Nursery rhyme
- Published: 1852; 174 years ago
- Genre: Children's music
- Songwriter: Eliphalet Oram Lyte

= Row, Row, Row Your Boat =

Nursery rhyme

"Row, Row, Row Your Boat" is an English language nursery rhyme and a popular children's song, of American origin, often sung in a round. It has a Roud Folk Song Index number of 19236.

==Lyrics==
The most common modern version is often sung as a round for up to four voice parts. A possible arrangement for SATB is as follows:

| Soprano | Alto | Tenor | Bass |
|---|---|---|---|
| Row, row, row your boat, |  |  |  |
| Gently down the stream. | Row, row, row your boat, |  |  |
| Merrily, merrily, merrily, merrily, | Gently down the stream. | Row, row, row your boat, |  |
| Life is but a dream. | Merrily, merrily, merrily, merrily, | Gently down the stream. | Row, row, row your boat, |
|  | Life is but a dream. | Merrily, merrily, merrily, merrily, | Gently down the stream. |
|  |  | Life is but a dream. | Merrily, merrily, merrily, merrily, |
|  |  |  | Life is but a dream. |

==Origins==
The earliest printing of the song is from 1852, when the lyrics were published with similar lyrics to those used today, but with a very different tune. It was reprinted again two years later with the same lyrics and another tune. The modern tune was first recorded with the lyrics in 1881, mentioning Eliphalet Oram Lyte in The Franklin Square Song Collection but not making it clear whether he was the composer or adapter.

==Legacy and alternative versions==
The nursery rhyme is well known, appearing in several films and TV programmes, including Blackadder Goes Forth, Star Trek V: The Final Frontier, Turbo: A Power Rangers Movie, Eternal Sunshine of the Spotless Mind, The Trumpet of the Swan, SpongeBob SquarePants, Manos: The Hands of Fate, Dirty Harry, and Dante's Peak.

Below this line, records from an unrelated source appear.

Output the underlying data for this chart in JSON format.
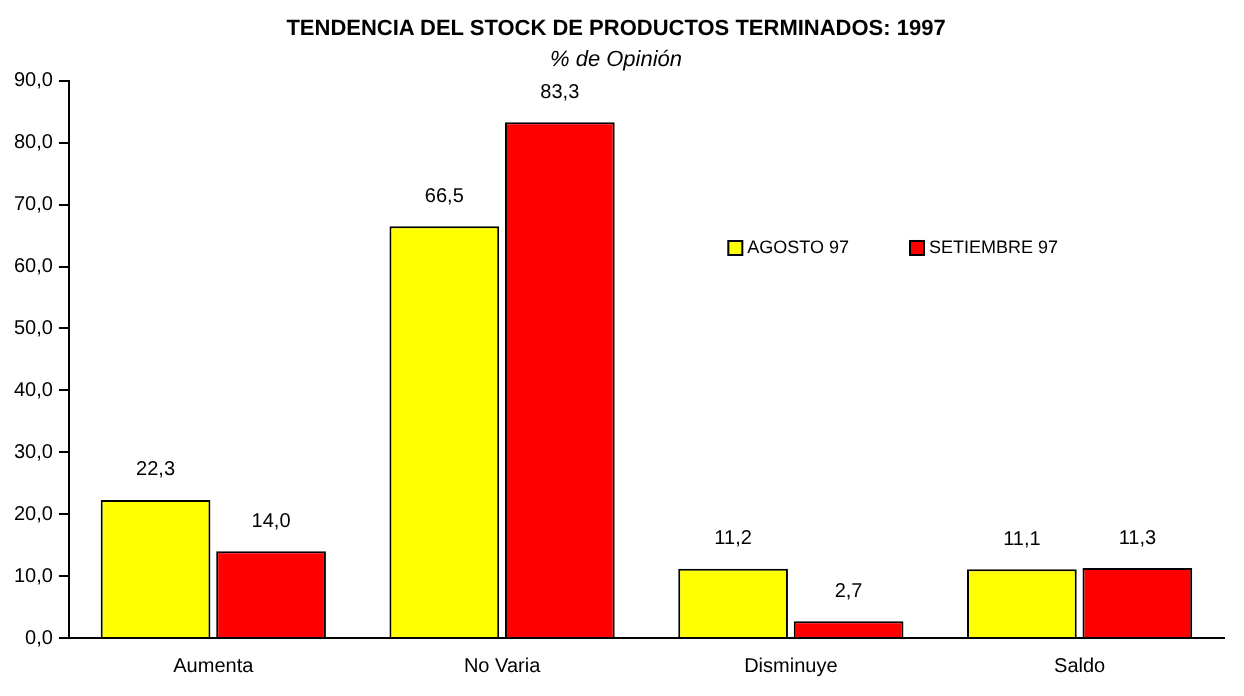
{
  "chart_data": {
    "type": "bar",
    "title": "TENDENCIA DEL STOCK DE PRODUCTOS TERMINADOS: 1997",
    "subtitle": "% de Opinión",
    "categories": [
      "Aumenta",
      "No Varia",
      "Disminuye",
      "Saldo"
    ],
    "series": [
      {
        "name": "AGOSTO 97",
        "color": "#ffff00",
        "values": [
          22.3,
          66.5,
          11.2,
          11.1
        ],
        "value_labels": [
          "22,3",
          "66,5",
          "11,2",
          "11,1"
        ]
      },
      {
        "name": "SETIEMBRE 97",
        "color": "#ff0000",
        "values": [
          14.0,
          83.3,
          2.7,
          11.3
        ],
        "value_labels": [
          "14,0",
          "83,3",
          "2,7",
          "11,3"
        ]
      }
    ],
    "ylim": [
      0,
      90
    ],
    "yticks": [
      {
        "value": 0,
        "label": "0,0"
      },
      {
        "value": 10,
        "label": "10,0"
      },
      {
        "value": 20,
        "label": "20,0"
      },
      {
        "value": 30,
        "label": "30,0"
      },
      {
        "value": 40,
        "label": "40,0"
      },
      {
        "value": 50,
        "label": "50,0"
      },
      {
        "value": 60,
        "label": "60,0"
      },
      {
        "value": 70,
        "label": "70,0"
      },
      {
        "value": 80,
        "label": "80,0"
      },
      {
        "value": 90,
        "label": "90,0"
      }
    ],
    "grid": false,
    "legend": "right"
  }
}
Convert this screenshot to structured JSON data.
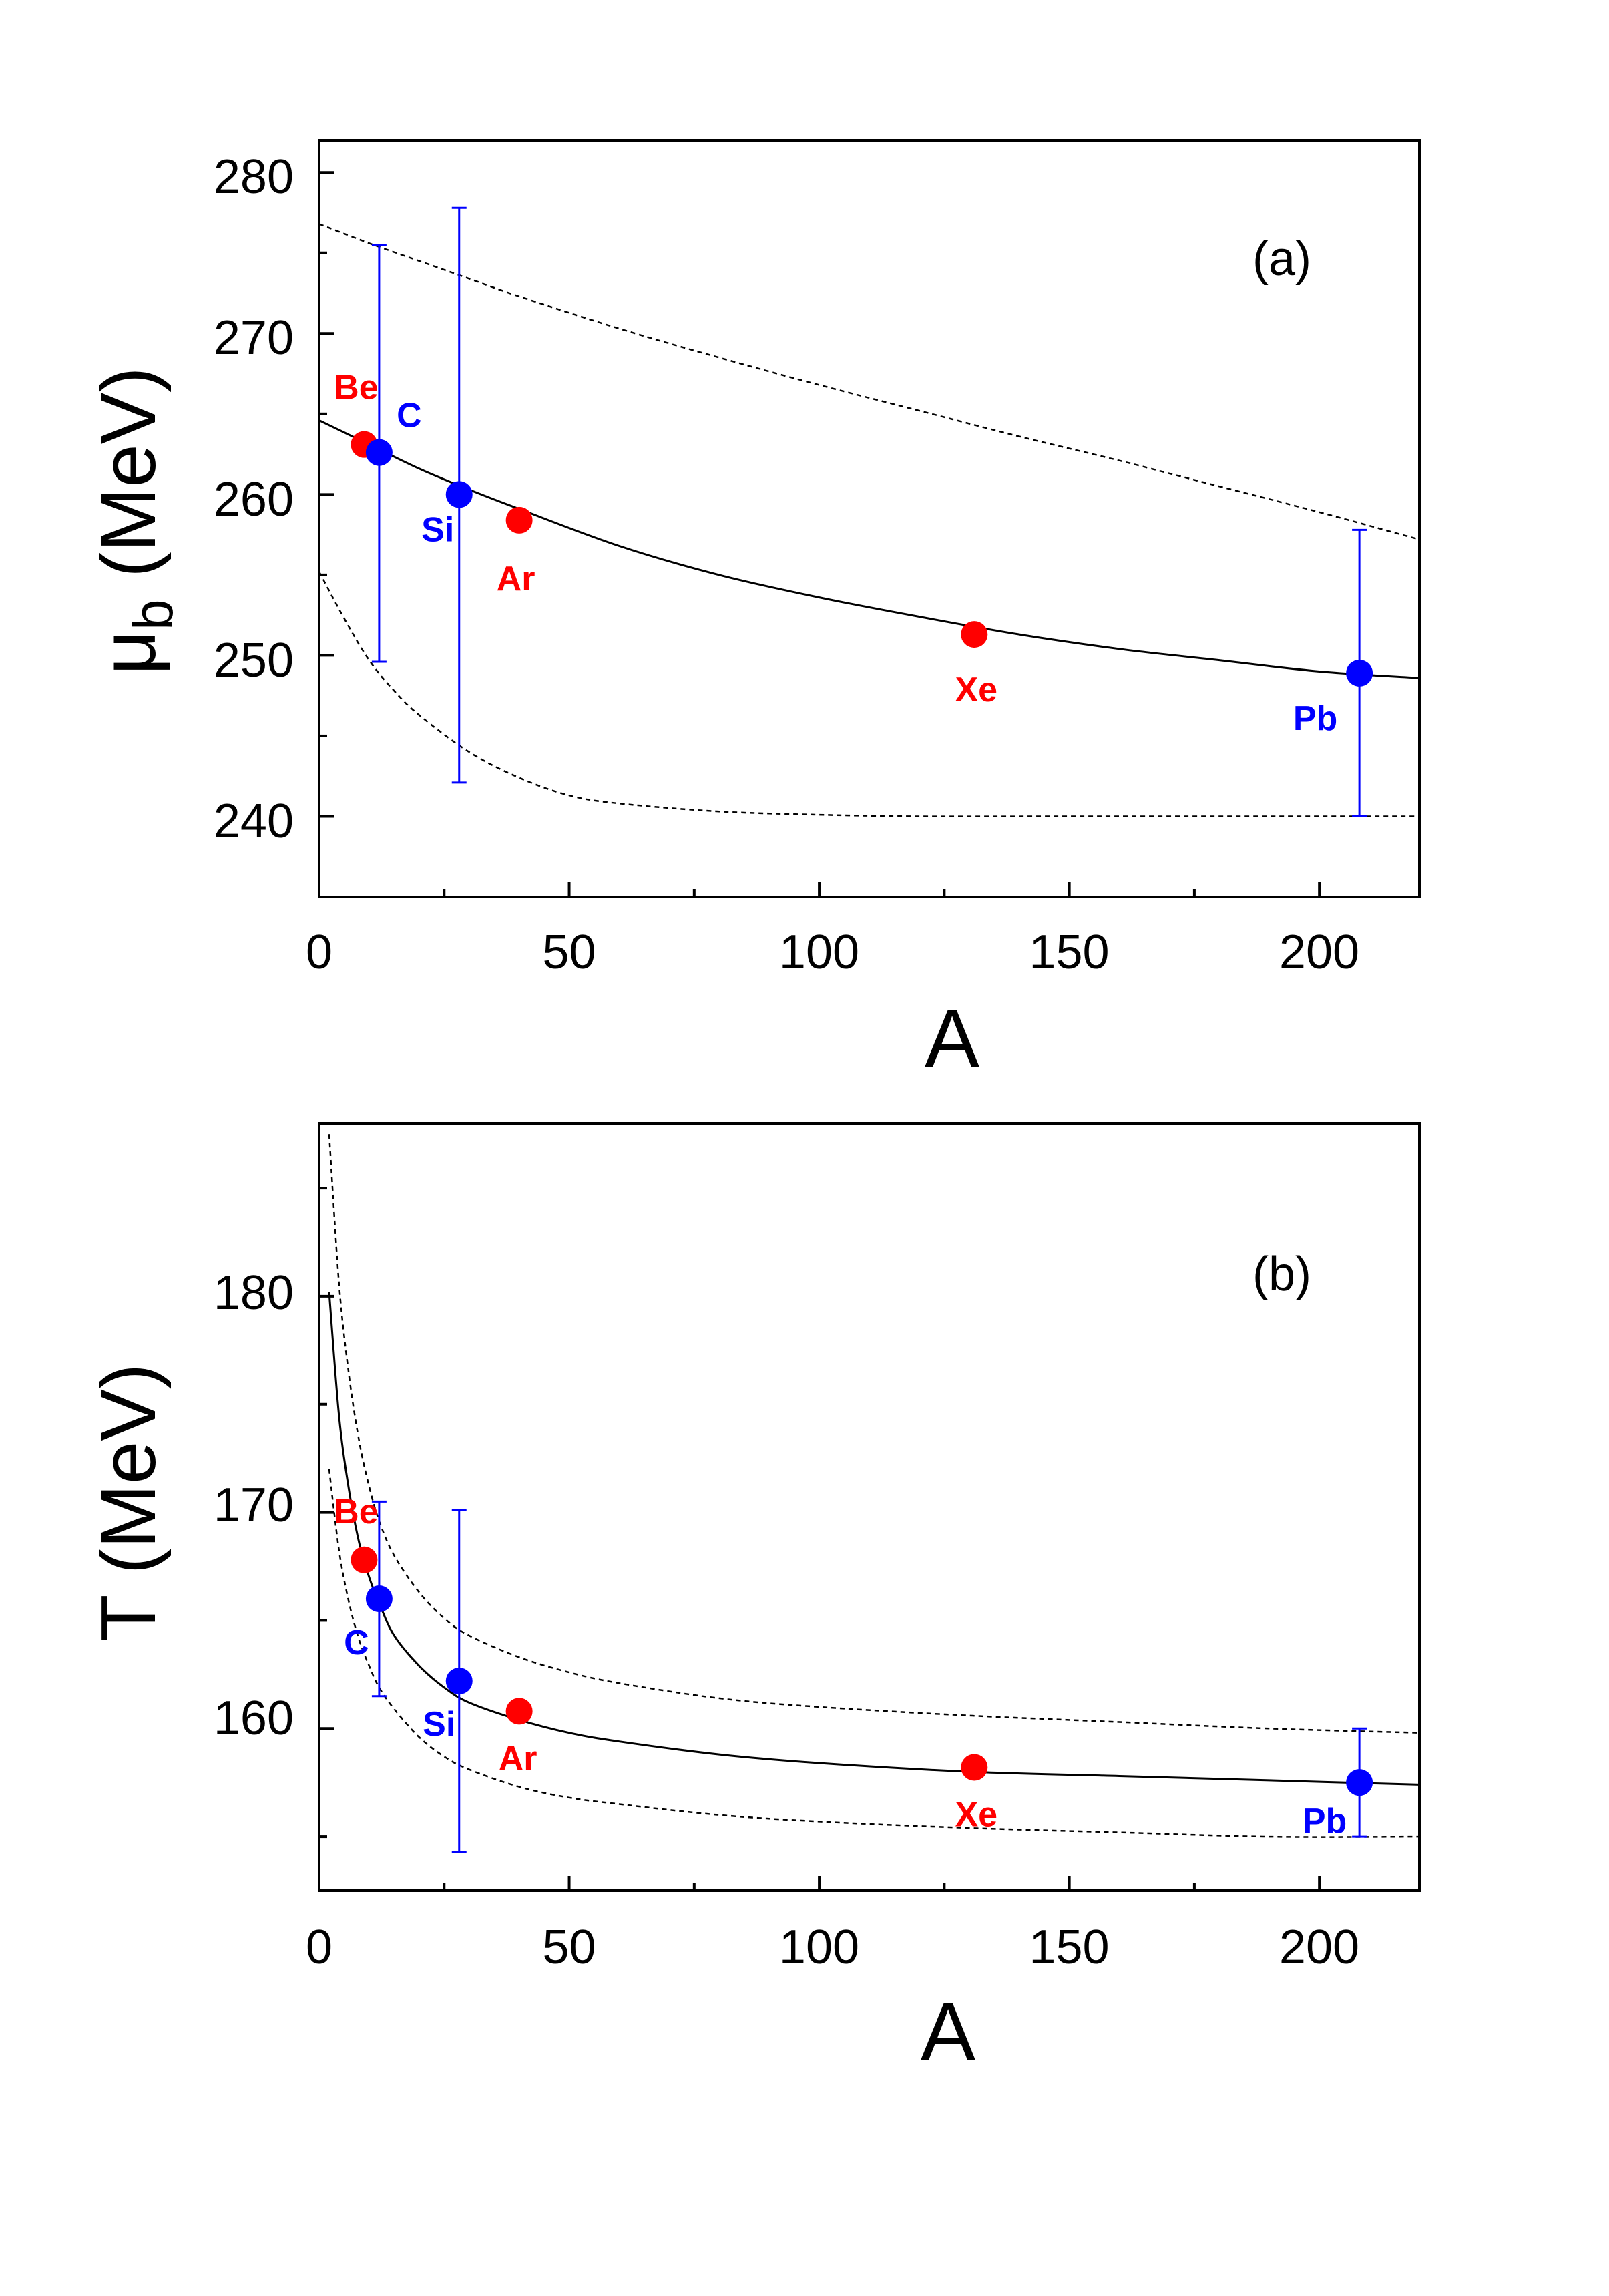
{
  "chart_data": [
    {
      "type": "scatter",
      "panel_label": "(a)",
      "xlabel": "A",
      "ylabel_main": "μ",
      "ylabel_sub": "b",
      "ylabel_unit": " (MeV)",
      "xlim": [
        0,
        220
      ],
      "ylim": [
        235,
        282
      ],
      "xticks": [
        0,
        50,
        100,
        150,
        200
      ],
      "yticks": [
        240,
        250,
        260,
        270,
        280
      ],
      "points": [
        {
          "label": "Be",
          "A": 9,
          "y": 263.1,
          "color": "#ff0000"
        },
        {
          "label": "C",
          "A": 12,
          "y": 262.6,
          "color": "#0000ff",
          "err": [
            249.6,
            275.5
          ]
        },
        {
          "label": "Si",
          "A": 28,
          "y": 260.0,
          "color": "#0000ff",
          "err": [
            242.1,
            277.8
          ]
        },
        {
          "label": "Ar",
          "A": 40,
          "y": 258.4,
          "color": "#ff0000"
        },
        {
          "label": "Xe",
          "A": 131,
          "y": 251.3,
          "color": "#ff0000"
        },
        {
          "label": "Pb",
          "A": 208,
          "y": 248.9,
          "color": "#0000ff",
          "err": [
            240.0,
            257.8
          ]
        }
      ],
      "curves": [
        {
          "name": "fit",
          "style": "solid",
          "x": [
            0,
            10,
            20,
            30,
            40,
            60,
            80,
            100,
            120,
            140,
            160,
            180,
            200,
            220
          ],
          "y": [
            264.6,
            263.1,
            261.6,
            260.3,
            259.1,
            256.8,
            255.0,
            253.6,
            252.4,
            251.3,
            250.4,
            249.7,
            249.0,
            248.6
          ]
        },
        {
          "name": "upper bound",
          "style": "dashed",
          "x": [
            0,
            10,
            20,
            30,
            40,
            60,
            80,
            100,
            120,
            140,
            160,
            180,
            200,
            220
          ],
          "y": [
            276.8,
            275.6,
            274.5,
            273.4,
            272.3,
            270.3,
            268.5,
            266.8,
            265.2,
            263.6,
            262.1,
            260.5,
            258.9,
            257.2
          ]
        },
        {
          "name": "lower bound",
          "style": "dashed",
          "x": [
            0,
            5,
            10,
            15,
            20,
            30,
            40,
            50,
            60,
            80,
            100,
            120,
            150,
            200,
            220
          ],
          "y": [
            255.2,
            252.3,
            249.7,
            247.8,
            246.3,
            244.0,
            242.4,
            241.3,
            240.8,
            240.3,
            240.1,
            240.0,
            240.0,
            240.0,
            240.0
          ]
        }
      ]
    },
    {
      "type": "scatter",
      "panel_label": "(b)",
      "xlabel": "A",
      "ylabel_main": "T",
      "ylabel_sub": "",
      "ylabel_unit": " (MeV)",
      "xlim": [
        0,
        220
      ],
      "ylim": [
        152.5,
        188
      ],
      "xticks": [
        0,
        50,
        100,
        150,
        200
      ],
      "yticks": [
        160,
        170,
        180
      ],
      "points": [
        {
          "label": "Be",
          "A": 9,
          "y": 167.8,
          "color": "#ff0000"
        },
        {
          "label": "C",
          "A": 12,
          "y": 166.0,
          "color": "#0000ff",
          "err": [
            161.5,
            170.5
          ]
        },
        {
          "label": "Si",
          "A": 28,
          "y": 162.2,
          "color": "#0000ff",
          "err": [
            154.3,
            170.1
          ]
        },
        {
          "label": "Ar",
          "A": 40,
          "y": 160.8,
          "color": "#ff0000"
        },
        {
          "label": "Xe",
          "A": 131,
          "y": 158.2,
          "color": "#ff0000"
        },
        {
          "label": "Pb",
          "A": 208,
          "y": 157.5,
          "color": "#0000ff",
          "err": [
            155.0,
            160.0
          ]
        }
      ],
      "curves": [
        {
          "name": "fit",
          "style": "solid",
          "x": [
            2,
            4,
            6,
            8,
            10,
            12,
            15,
            20,
            25,
            30,
            40,
            50,
            60,
            80,
            100,
            130,
            160,
            190,
            220
          ],
          "y": [
            180.2,
            174.4,
            171.0,
            168.6,
            167.0,
            165.8,
            164.3,
            162.9,
            161.9,
            161.2,
            160.4,
            159.8,
            159.4,
            158.8,
            158.4,
            158.0,
            157.8,
            157.6,
            157.4
          ]
        },
        {
          "name": "upper bound",
          "style": "dashed",
          "x": [
            2,
            4,
            6,
            8,
            10,
            12,
            15,
            20,
            25,
            30,
            40,
            50,
            60,
            80,
            100,
            130,
            160,
            190,
            220
          ],
          "y": [
            187.5,
            180.5,
            176.3,
            173.3,
            171.2,
            169.6,
            168.0,
            166.3,
            165.1,
            164.3,
            163.3,
            162.6,
            162.1,
            161.4,
            161.0,
            160.6,
            160.3,
            160.0,
            159.8
          ]
        },
        {
          "name": "lower bound",
          "style": "dashed",
          "x": [
            2,
            4,
            6,
            8,
            10,
            12,
            15,
            20,
            25,
            30,
            40,
            50,
            60,
            80,
            100,
            130,
            160,
            190,
            220
          ],
          "y": [
            172.0,
            168.2,
            165.8,
            164.1,
            162.9,
            161.9,
            160.9,
            159.6,
            158.7,
            158.1,
            157.3,
            156.8,
            156.5,
            156.0,
            155.7,
            155.4,
            155.2,
            155.0,
            155.0
          ]
        }
      ]
    }
  ]
}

Bing Crosby included the song in a medley on his 1961 album 101 Gang Songs. Crosby also used the song as part of a round with his family, as captured on the 1976 album Bing Crosby Live at the London Palladium. Aimee Mann included a brief interpolation in her 1996 song "Choice in the Matter".

People often add additional verses, a form of children's street culture, with the intent of either extending the song or (especially in the case of more irreverent versions) to make it funny, parody it, or substitute another sensibility for the perceived innocent one of the original.
Don Music, a Muppet character in Sesame Street, changed the lyrics to feature a car instead of a boat.